LinkedIn in 2026: What actually works. 

LinkedIn used to be the place you updated your job title and forgot about for six months. In 2026, that version of the platform is gone. It now behaves like a content engine — one tuned by data, audience behavior, and an algorithm that quietly decides who sees what. 

We’ve made the case before that people outperform brands: posts from individual employees can pull up to 561% more reach and five-to-ten times the engagement of a company page. That part is settled. The more useful question is the one underneath it. Within that content, what genuinely moves the needle? 

A benchmark study from Social insider, drawn from roughly 1.3 million posts, gives us a clearer answer than gut feel ever could. Here’s what the data says, and more importantly, what you can act on this week.

Engagement is climbing, but only for the right formats

Average engagement is up to around 5.2%, but it isn’t spread evenly. The posts pulling ahead share a common thread: they’re useful on their own. Document posts, PDFs and carousels lead the pack, followed by practical content like checklists, frameworks, and step-by-step guides. Posts that show real results or client cases do well too, because demonstrating something earns trust faster than claiming it. 

Try this: Pick one problem you solve for clients and turn it into a single carousel: “How to fix X in five steps.” One a week is plenty.

Carousels win the most likes

The algorithm rewards dwell time, and carousels are built to hold it. People swipe, they linger, and the platform notices. The carousels that perform open with a sharp hook in the first two sentences, tell a visual story one slide at a time, and stay genuinely scannable. No walls of text. 

Try this: Take your best-performing blog or case study and rebuild it as 6–8 slides. Slide one makes a promise. The final slide asks for something. A follow, a comment, a click.

Reach is a choice, not a roll of the dice

There’s no universal “best” format. It depends on your account size and your goal. Smaller accounts (under ~50K followers) tend to get more from carousels and strong visuals. Larger accounts can lean on polls to spark fast, low-effort interaction. And across the board, tagging genuinely relevant people gives reach a measurable lift. 

Try this: Match the format to the job before you write a word. Want reach? Carousel. Want interaction? Poll. Want to build authority? A case study or a sharp insight post.

Video is no longer the holy grail

This one surprises people: video views have fallen by around 36%. Video isn’t dead, but it’s stopped being the shortcut to reach it once was. Where it still earns its place is depth, a short, substantive clip that explains an idea or shares a genuine point of view.
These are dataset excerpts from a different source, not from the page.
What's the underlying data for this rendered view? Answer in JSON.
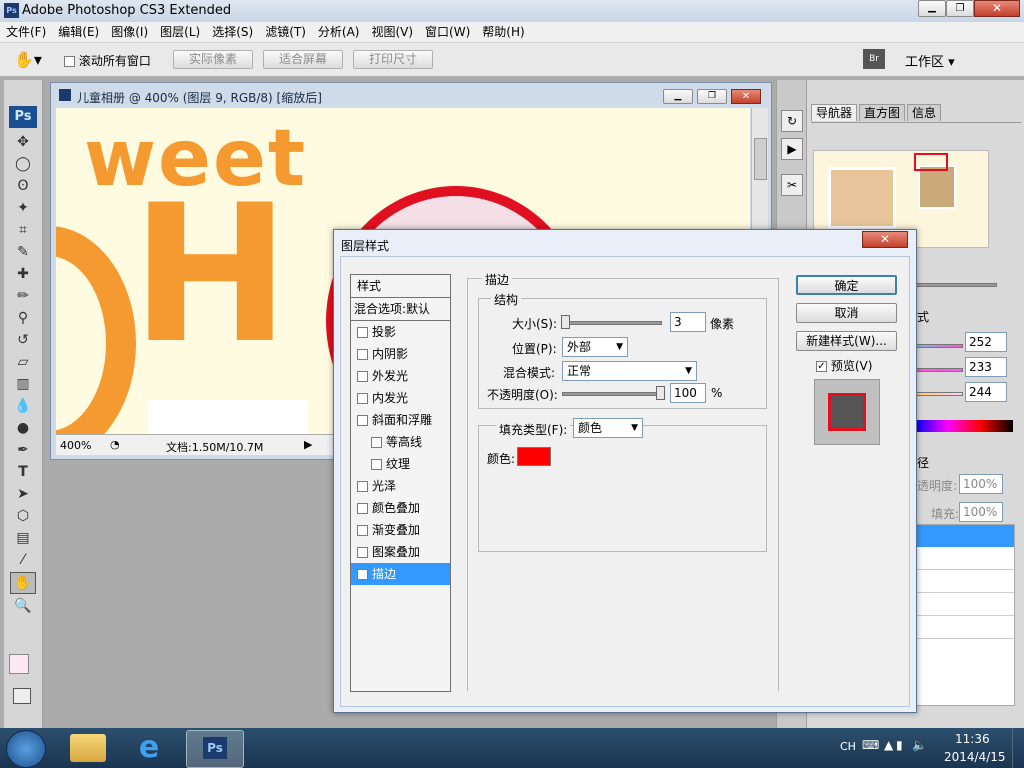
{
  "app": {
    "title": "Adobe Photoshop CS3 Extended",
    "ps_badge": "Ps"
  },
  "menu": [
    "文件(F)",
    "编辑(E)",
    "图像(I)",
    "图层(L)",
    "选择(S)",
    "滤镜(T)",
    "分析(A)",
    "视图(V)",
    "窗口(W)",
    "帮助(H)"
  ],
  "options": {
    "scroll_all": "滚动所有窗口",
    "actual_pixels": "实际像素",
    "fit_screen": "适合屏幕",
    "print_size": "打印尺寸",
    "workspace": "工作区"
  },
  "document": {
    "title": "儿童相册 @ 400% (图层 9, RGB/8) [缩放后]",
    "zoom": "400%",
    "doc_info": "文档:1.50M/10.7M",
    "canvas_text_1": "weet",
    "canvas_text_2": "H"
  },
  "panels": {
    "tabs": [
      "导航器",
      "直方图",
      "信息"
    ],
    "color_values": [
      "252",
      "233",
      "244"
    ],
    "opacity_label": "透明度:",
    "opacity_value": "100%",
    "fill_label": "填充:",
    "fill_value": "100%",
    "layers_tab_fragment": "径",
    "styles_tab_fragment": "式"
  },
  "dialog": {
    "title": "图层样式",
    "styles_header": "样式",
    "blend_default": "混合选项:默认",
    "style_items": [
      {
        "label": "投影",
        "checked": false
      },
      {
        "label": "内阴影",
        "checked": false
      },
      {
        "label": "外发光",
        "checked": false
      },
      {
        "label": "内发光",
        "checked": false
      },
      {
        "label": "斜面和浮雕",
        "checked": false
      },
      {
        "label": "等高线",
        "checked": false
      },
      {
        "label": "纹理",
        "checked": false
      },
      {
        "label": "光泽",
        "checked": false
      },
      {
        "label": "颜色叠加",
        "checked": false
      },
      {
        "label": "渐变叠加",
        "checked": false
      },
      {
        "label": "图案叠加",
        "checked": false
      },
      {
        "label": "描边",
        "checked": true
      }
    ],
    "stroke": {
      "section_title": "描边",
      "structure_title": "结构",
      "size_label": "大小(S):",
      "size_value": "3",
      "size_unit": "像素",
      "position_label": "位置(P):",
      "position_value": "外部",
      "blend_label": "混合模式:",
      "blend_value": "正常",
      "opacity_label": "不透明度(O):",
      "opacity_value": "100",
      "opacity_unit": "%",
      "fill_type_label": "填充类型(F):",
      "fill_type_value": "颜色",
      "color_label": "颜色:",
      "color_hex": "#ff0000"
    },
    "buttons": {
      "ok": "确定",
      "cancel": "取消",
      "new_style": "新建样式(W)...",
      "preview": "预览(V)"
    }
  },
  "taskbar": {
    "lang": "CH",
    "time": "11:36",
    "date": "2014/4/15",
    "ps_label": "Ps"
  }
}
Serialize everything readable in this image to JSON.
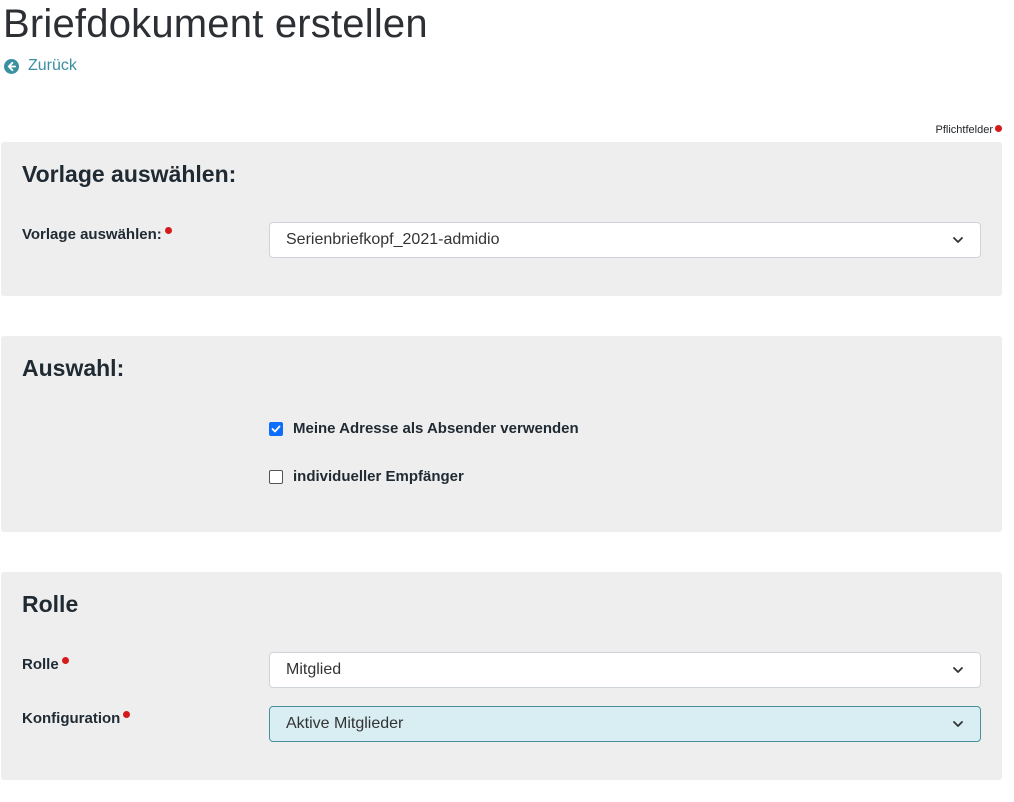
{
  "page": {
    "title": "Briefdokument erstellen",
    "back_label": "Zurück",
    "required_note": "Pflichtfelder"
  },
  "colors": {
    "link": "#3a8fa1",
    "required_dot": "#d41a1a",
    "checkbox_checked": "#0d6efd",
    "card_background": "#eeeeee",
    "focused_select_background": "#d8eef2"
  },
  "template_section": {
    "heading": "Vorlage auswählen:",
    "field_label": "Vorlage auswählen:",
    "selected_value": "Serienbriefkopf_2021-admidio"
  },
  "selection_section": {
    "heading": "Auswahl:",
    "options": [
      {
        "label": "Meine Adresse als Absender verwenden",
        "checked": true
      },
      {
        "label": "individueller Empfänger",
        "checked": false
      }
    ]
  },
  "role_section": {
    "heading": "Rolle",
    "role_label": "Rolle",
    "role_value": "Mitglied",
    "config_label": "Konfiguration",
    "config_value": "Aktive Mitglieder"
  },
  "icons": {
    "back": "arrow-left-circle-icon",
    "select": "chevron-down-icon",
    "check": "check-icon"
  }
}
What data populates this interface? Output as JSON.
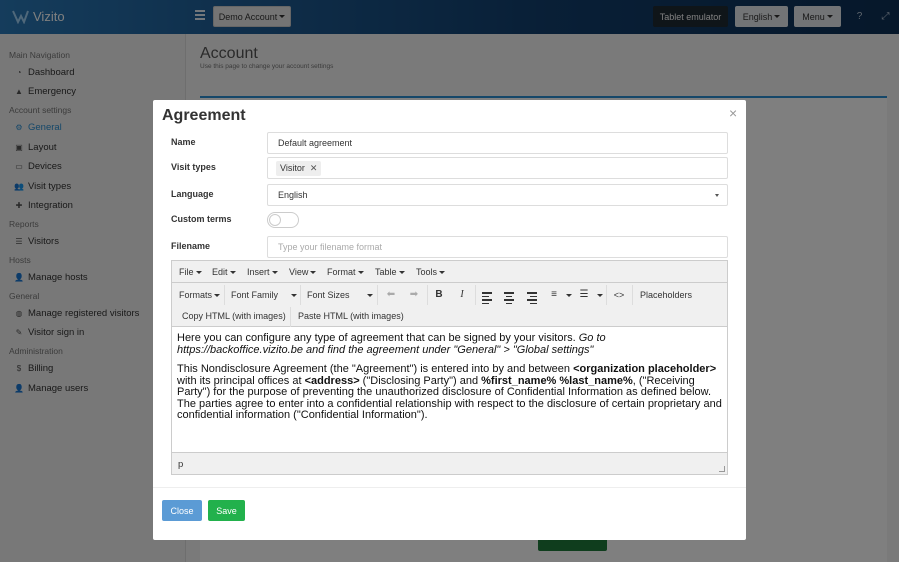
{
  "app": {
    "name": "Vizito"
  },
  "topbar": {
    "account_button": "Demo Account",
    "tablet_button": "Tablet emulator",
    "language_button": "English",
    "menu_button": "Menu"
  },
  "sidebar": {
    "sections": [
      {
        "title": "Main Navigation",
        "items": [
          {
            "label": "Dashboard",
            "icon": "dashboard-icon"
          },
          {
            "label": "Emergency",
            "icon": "warning-icon"
          }
        ]
      },
      {
        "title": "Account settings",
        "items": [
          {
            "label": "General",
            "icon": "gear-icon",
            "active": true
          },
          {
            "label": "Layout",
            "icon": "image-icon"
          },
          {
            "label": "Devices",
            "icon": "tablet-icon"
          },
          {
            "label": "Visit types",
            "icon": "users-icon"
          },
          {
            "label": "Integration",
            "icon": "puzzle-icon"
          }
        ]
      },
      {
        "title": "Reports",
        "items": [
          {
            "label": "Visitors",
            "icon": "list-icon"
          }
        ]
      },
      {
        "title": "Hosts",
        "items": [
          {
            "label": "Manage hosts",
            "icon": "user-plus-icon"
          }
        ]
      },
      {
        "title": "General",
        "items": [
          {
            "label": "Manage registered visitors",
            "icon": "globe-icon"
          },
          {
            "label": "Visitor sign in",
            "icon": "pen-icon"
          }
        ]
      },
      {
        "title": "Administration",
        "items": [
          {
            "label": "Billing",
            "icon": "dollar-icon"
          },
          {
            "label": "Manage users",
            "icon": "user-add-icon"
          }
        ]
      }
    ]
  },
  "page": {
    "title": "Account",
    "subtitle": "Use this page to change your account settings"
  },
  "modal": {
    "title": "Agreement",
    "close_glyph": "×",
    "fields": {
      "name_label": "Name",
      "name_value": "Default agreement",
      "visit_types_label": "Visit types",
      "visit_type_chip": "Visitor",
      "language_label": "Language",
      "language_value": "English",
      "custom_terms_label": "Custom terms",
      "custom_terms_on": false,
      "filename_label": "Filename",
      "filename_placeholder": "Type your filename format"
    },
    "editor": {
      "menus": [
        "File",
        "Edit",
        "Insert",
        "View",
        "Format",
        "Table",
        "Tools"
      ],
      "formats_label": "Formats",
      "font_family_label": "Font Family",
      "font_sizes_label": "Font Sizes",
      "placeholders_label": "Placeholders",
      "copy_html_label": "Copy HTML (with images)",
      "paste_html_label": "Paste HTML (with images)",
      "content": {
        "p1_normal": "Here you can configure any type of agreement that can be signed by your visitors. ",
        "p1_italic": "Go to https://backoffice.vizito.be and find the agreement under \"General\" > \"Global settings\"",
        "p2_a": "This Nondisclosure Agreement (the \"Agreement\") is entered into by and between ",
        "p2_b": "<organization placeholder>",
        "p2_c": " with its principal offices at ",
        "p2_d": "<address>",
        "p2_e": " (\"Disclosing Party\") and ",
        "p2_f": "%first_name% %last_name%",
        "p2_g": ", (\"Receiving Party\") for the purpose of preventing the unauthorized disclosure of Confidential Information as defined below. The parties agree to enter into a confidential relationship with respect to the disclosure of certain proprietary and confidential information (\"Confidential Information\")."
      },
      "status_path": "p"
    },
    "buttons": {
      "close": "Close",
      "save": "Save"
    }
  }
}
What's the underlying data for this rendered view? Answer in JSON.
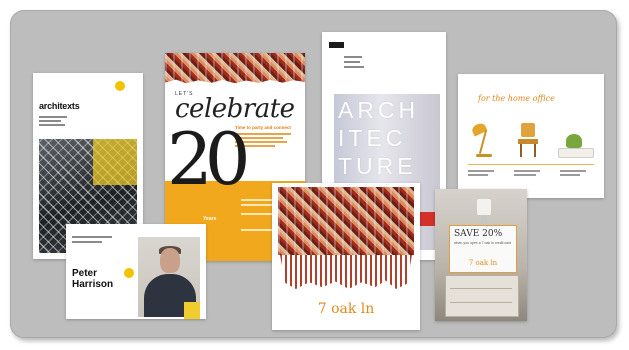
{
  "cards": {
    "architexts": {
      "title": "architexts",
      "badge": ""
    },
    "celebrate": {
      "lets": "LET'S",
      "word": "celebrate",
      "number": "20",
      "years": "Years",
      "tagline": "Time to party and connect"
    },
    "architecture": {
      "badge": "",
      "text_lines": [
        "ARCH",
        "ITEC",
        "TURE"
      ]
    },
    "home_office": {
      "title": "for the home office"
    },
    "peter": {
      "name_line1": "Peter",
      "name_line2": "Harrison"
    },
    "oak": {
      "brand": "7 oak ln"
    },
    "save": {
      "headline": "SAVE 20%",
      "subline": "when you open a 7 oak ln credit card",
      "brand": "7 oak ln"
    }
  },
  "colors": {
    "accent_orange": "#e18a1c",
    "accent_yellow": "#f0cd2e",
    "frame_gray": "#bdbdbd",
    "red_tab": "#d4302a"
  }
}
Even then, the accompanying text does the heavy lifting; without a strong caption, the click never happens. 

Try this: Only reach for video when you actually have something to explain. If there’s no real story in it, a well-built carousel will almost always outperform it.

Consistency beats frequency

Posting more often doesn’t reliably mean performing better. What does work is a steady rhythm: content produced in batches, a handful of repeatable formats, and one clear editorial line so your audience knows what they’re following you for. 

Try this: Block one day a month and produce 8–10 posts in advance. The point isn’t volume, it’s removing the daily scramble so you can stay consistent without burning out.

Small accounts have the advantage right now

If you’re early, this is the moment to push. Smaller accounts are growing faster than they have in a while, and the tactics that compound are the patient ones: a recurring weekly feature, collaborations with other experts in your space, and the occasional live session or webinar. 

Try this: Start one repeatable thing. A regular column, a weekly post series, or a newsletter and give people a concrete reason to keep coming back. 

Key takeaway 

LinkedIn in 2026 doesn’t reward doing more. It rewards doing things smarter. Pick formats that match your goals, let the data steer you instead of your habits, and make content that’s worth someone’s time on its own. Get those three right and reach stops being something you chase. It becomes a by-product.